January 17, 2020
The Icicle work group and Icicle-Peshastin Irrigation District are advancing three initiatives to rebuild or replace Eightmile Lake dam, even as legal issues about it remain.
First, the irrigation district is discussing design of the dam with the state Department of Ecology (DOE). DOE's Dam Safety Office became involved with Eightmile Lake in early 2018 when high waters threatened to breach the old structure. Emergency repairs and a new monitoring system eased that concern, but the irrigation district still hopes to rebuild or replace the dam. This is consistent with the programmatic environmental review completed on the so-called Icicle Strategy a year ago.
Second, the Icicle work group's steering committee has earmarked $1 million to conduct a state environmental review on the Eightmile Lake dam. This month its representative expects to send out requests for proposals from third-party environmental consultants to draft the environmental impact statement required under state law. It is a common practice for government agencies to hire consultants for this type of work. It is not clear if this EIS would only address the question of dam design or the broader issue of whether to build it.

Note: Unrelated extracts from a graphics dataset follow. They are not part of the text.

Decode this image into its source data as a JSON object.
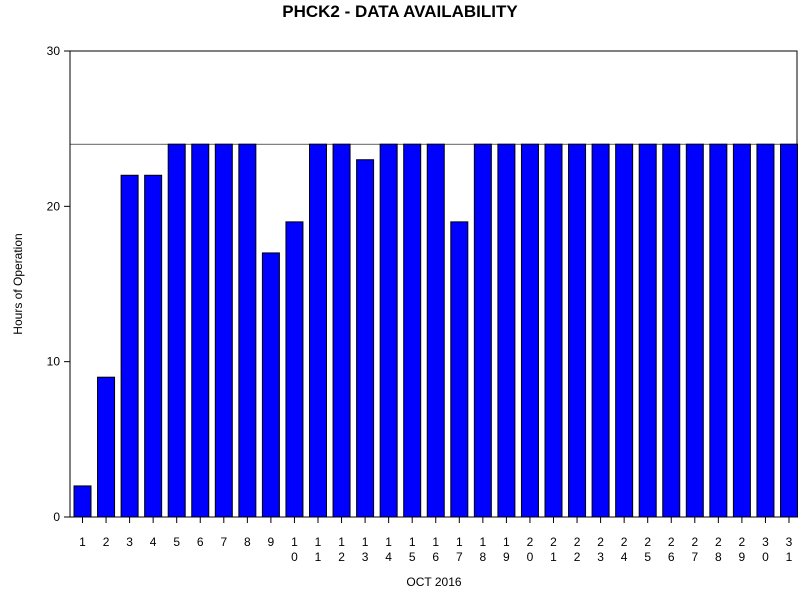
{
  "chart_data": {
    "type": "bar",
    "title": "PHCK2 - DATA AVAILABILITY",
    "xlabel": "OCT 2016",
    "ylabel": "Hours of Operation",
    "categories": [
      "1",
      "2",
      "3",
      "4",
      "5",
      "6",
      "7",
      "8",
      "9",
      "10",
      "11",
      "12",
      "13",
      "14",
      "15",
      "16",
      "17",
      "18",
      "19",
      "20",
      "21",
      "22",
      "23",
      "24",
      "25",
      "26",
      "27",
      "28",
      "29",
      "30",
      "31"
    ],
    "values": [
      2,
      9,
      22,
      22,
      24,
      24,
      24,
      24,
      17,
      19,
      24,
      24,
      23,
      24,
      24,
      24,
      19,
      24,
      24,
      24,
      24,
      24,
      24,
      24,
      24,
      24,
      24,
      24,
      24,
      24,
      24
    ],
    "ylim": [
      0,
      30
    ],
    "yticks": [
      "0",
      "10",
      "20",
      "30"
    ],
    "reference_line": 24,
    "bar_color": "#0000ff",
    "grid": false
  }
}
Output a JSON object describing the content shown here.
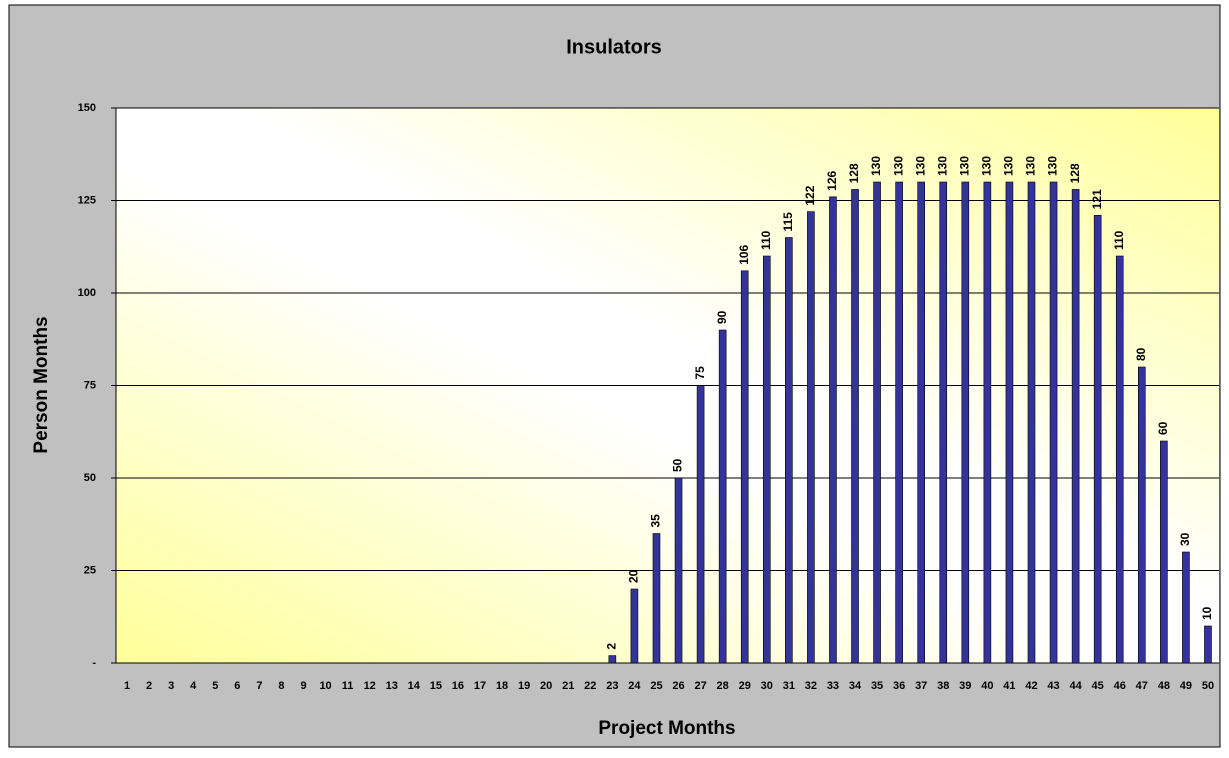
{
  "chart_data": {
    "type": "bar",
    "title": "Insulators",
    "x_label": "Project Months",
    "y_label": "Person Months",
    "categories": [
      1,
      2,
      3,
      4,
      5,
      6,
      7,
      8,
      9,
      10,
      11,
      12,
      13,
      14,
      15,
      16,
      17,
      18,
      19,
      20,
      21,
      22,
      23,
      24,
      25,
      26,
      27,
      28,
      29,
      30,
      31,
      32,
      33,
      34,
      35,
      36,
      37,
      38,
      39,
      40,
      41,
      42,
      43,
      44,
      45,
      46,
      47,
      48,
      49,
      50
    ],
    "values": [
      0,
      0,
      0,
      0,
      0,
      0,
      0,
      0,
      0,
      0,
      0,
      0,
      0,
      0,
      0,
      0,
      0,
      0,
      0,
      0,
      0,
      0,
      2,
      20,
      35,
      50,
      75,
      90,
      106,
      110,
      115,
      122,
      126,
      128,
      130,
      130,
      130,
      130,
      130,
      130,
      130,
      130,
      130,
      128,
      121,
      110,
      80,
      60,
      30,
      10
    ],
    "color": "#333399",
    "ylim": [
      0,
      150
    ],
    "yticks": [
      {
        "value": 0,
        "label": "-"
      },
      25,
      50,
      75,
      100,
      125,
      150
    ],
    "grid": true
  }
}
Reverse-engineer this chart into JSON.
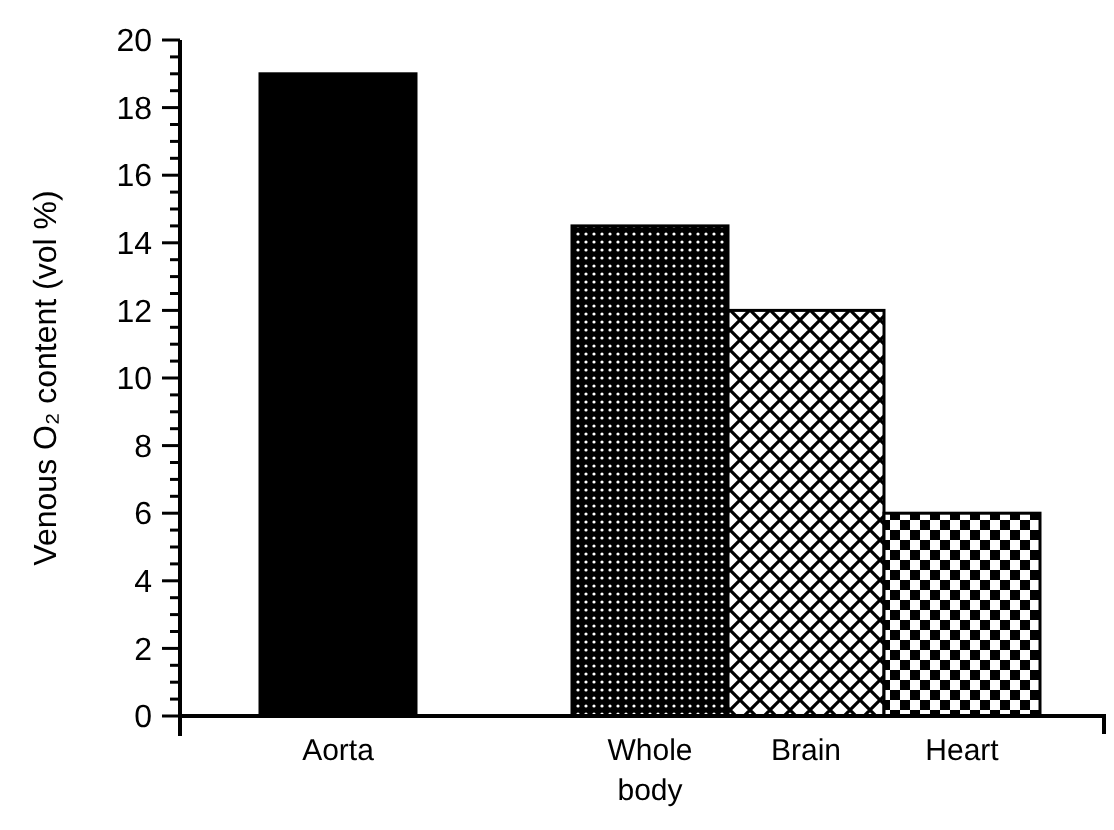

Third, the work group has retained third-party "facilitators" to assist in gaining public support for the Icicle Strategy. Initially, these facilitators were apparently hired to cool down a dispute within the work group itself. That dispute flared up when two member organizations, Icicle Creek Watershed Council and Trout Unlimited, complained about the January 2019 decision on the programmatic environmental review.
It is now clear these facilitators are launching a broader charm offensive. To that end, they have invited a number of environmental groups to an informal Seattle meeting with the stated purpose of creating "a pathway . . . for continued dialogue" over the Icicle.
State appropriations for DOE's Office of the Columbia River are funding both the state environmental review for the dam and these facilitators. The Office of Columbia River has spent several million dollars to support and advance the Icicle Strategy, and soon plans to seek more appropriations for this effort.
The biggest unknown in the current developments is whether the US Forest Service will approve the irrigation district's plan to rebuild or replace the Eightmile Lake dam. Months ago the Forest Service raised with the irrigation district a number of concerns it had about this proposal because it is within the Alpine Lakes Wilderness. Karl Forsgaard, past president of Alpine Lakes Protection Society, warned the Seattle Times that allowing Eightmile Lake to be enlarged would be "unprecedented action" in the national wilderness system. The current status of any discussions between the Forest Service and irrigation district is unknown.